Aksesibilitas menyangkut seberapa dalam masyarakat menganggap pendidikan penting dan perlu. Ia dibatasi cakrawala dan sesuai ketentuan masyarakat wacana kehidupan bermutu dan berkharisma. Artinya, aksesibilitas pendidikan terkait mindset dan kesadaran masyarakat wacana dimensi-dimensi kehidupannya. Karena itu, pembenahan pendidikan bukan proses mandiri. Pembaruan menyeluruh melalui pemerataan, peningkatan aksesibilitas, perbaikan kemudahan makro dan mikro, harus memperlihatkan kerangka kolaborasi dengan bidang-bidang lain dalam visi pembangunan berkelanjutan (Laporan Konferensi PBB, No A/CONF.151/26, Vol. I, 1992).
Selain itu, tuntutan terhadap pemenuhan tanggung tpendapat pemerintah dalam pendanaan perlu diimbangi perbaikan oleh siapa pun yang peduli. Ekses privatisasi terhadap aksesibilitas pendidikan sanggup dikurangi lewat pendanaan dan keterlibatan sekaligus.
BAB III
KESIMPULAN
KESIMPULAN
Pengertian dari pendidikan keluarga adalahproses transformasi prilaku dan sikap di dalam kelompok atau unitsosial terkecil dalam masyarakat. Sebabkeluarga merupakan lingkungan budaya yang pertama dan utama dalammenanamkan norma dan berbagi aneka macam kudang kecepeasaan dan prilakuyang penting bagi kehidupan pribadi, keluarga dan masyarakat.
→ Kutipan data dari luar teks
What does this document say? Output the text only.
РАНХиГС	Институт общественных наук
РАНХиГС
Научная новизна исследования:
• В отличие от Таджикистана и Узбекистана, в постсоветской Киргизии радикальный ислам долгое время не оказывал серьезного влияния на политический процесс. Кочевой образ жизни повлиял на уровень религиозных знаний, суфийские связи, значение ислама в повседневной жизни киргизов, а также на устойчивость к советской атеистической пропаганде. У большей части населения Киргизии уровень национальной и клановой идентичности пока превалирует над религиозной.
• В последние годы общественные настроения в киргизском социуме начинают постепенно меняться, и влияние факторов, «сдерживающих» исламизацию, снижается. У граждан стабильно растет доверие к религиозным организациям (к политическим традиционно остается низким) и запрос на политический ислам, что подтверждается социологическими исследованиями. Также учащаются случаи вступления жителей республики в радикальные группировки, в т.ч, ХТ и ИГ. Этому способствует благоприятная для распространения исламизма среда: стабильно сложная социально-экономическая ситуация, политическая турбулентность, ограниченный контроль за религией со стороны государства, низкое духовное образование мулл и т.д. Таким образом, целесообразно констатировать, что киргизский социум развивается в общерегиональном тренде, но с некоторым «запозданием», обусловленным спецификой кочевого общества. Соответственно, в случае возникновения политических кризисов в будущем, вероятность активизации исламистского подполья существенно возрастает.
Kunci keberhasilan pendidikan dalam keluargasebenarnya terletak pada pendidikan rohani dengan artian keagamaanseseorang. Beberapa hal yang memegang peranan penting dalam membentukpandangan hidup seseorang meliputi training akidah, akhlak, keilmuandan kreativitas yang mereka miliki.
Sedangkan pendidikan dalam keluarga itu sendirisecara garis besar sanggup dikelompokkan menjadi tiga, yaitu:
- Pembinaan akdah dan akhlak
- Pembinaan intelektual
- Pembinaan kepribadian dans osial
DAFTAR PUSTAKA
J. Goode, William, SosiologiKeluarga, Jakarta: Bumi Aksara, 1995.
Muhaimin, Pemikiran PendidikanIslam: Kajian Filosofis dan Kerangka Dasar Operasionalnya, Bandung:Trigenda Karya, 1993.
Poerwadarminta, W.J.S., Kamus Besar Bahasa Indonesia, Jakarta: BalaiPustaka, 1985.
Sumber: Kompas, Sabtu, 2 Mei 2009, http://cetak.kompas.com/read/xml/2009/05/02/04165378/politik.pendidikan.indonesia
(Harian Kompas, 9 Nopember 2006)
http://agussuwignyo.blogsome.com/2006/11/15/watak-politik-pendidikan-pemerintah/trackback/
W.J.S. Poerwadarminta, Kamus Besar Bahasa Indonesia, Jakarta: Balai Pustaka, 1985, hlm. 702.
Muhaimin, Pemikiran Pendidikan Islam: Kajian Filosofis dan Kerangka Dasar Operasionalnya, Bandung: Trigenda Karya, 1993, hlm. 127.
William J. Goode, Sosiologi Keluarga, Jakarta: Bumi Aksara, 1995, hlm. 33.
Jalaluddin Rahmat dan Muhtar Gandatama, Keluarga Muslim Dalam Masyarakat Modern, Bandung: Remaja Rosdakarya, 1994, hlm. 107.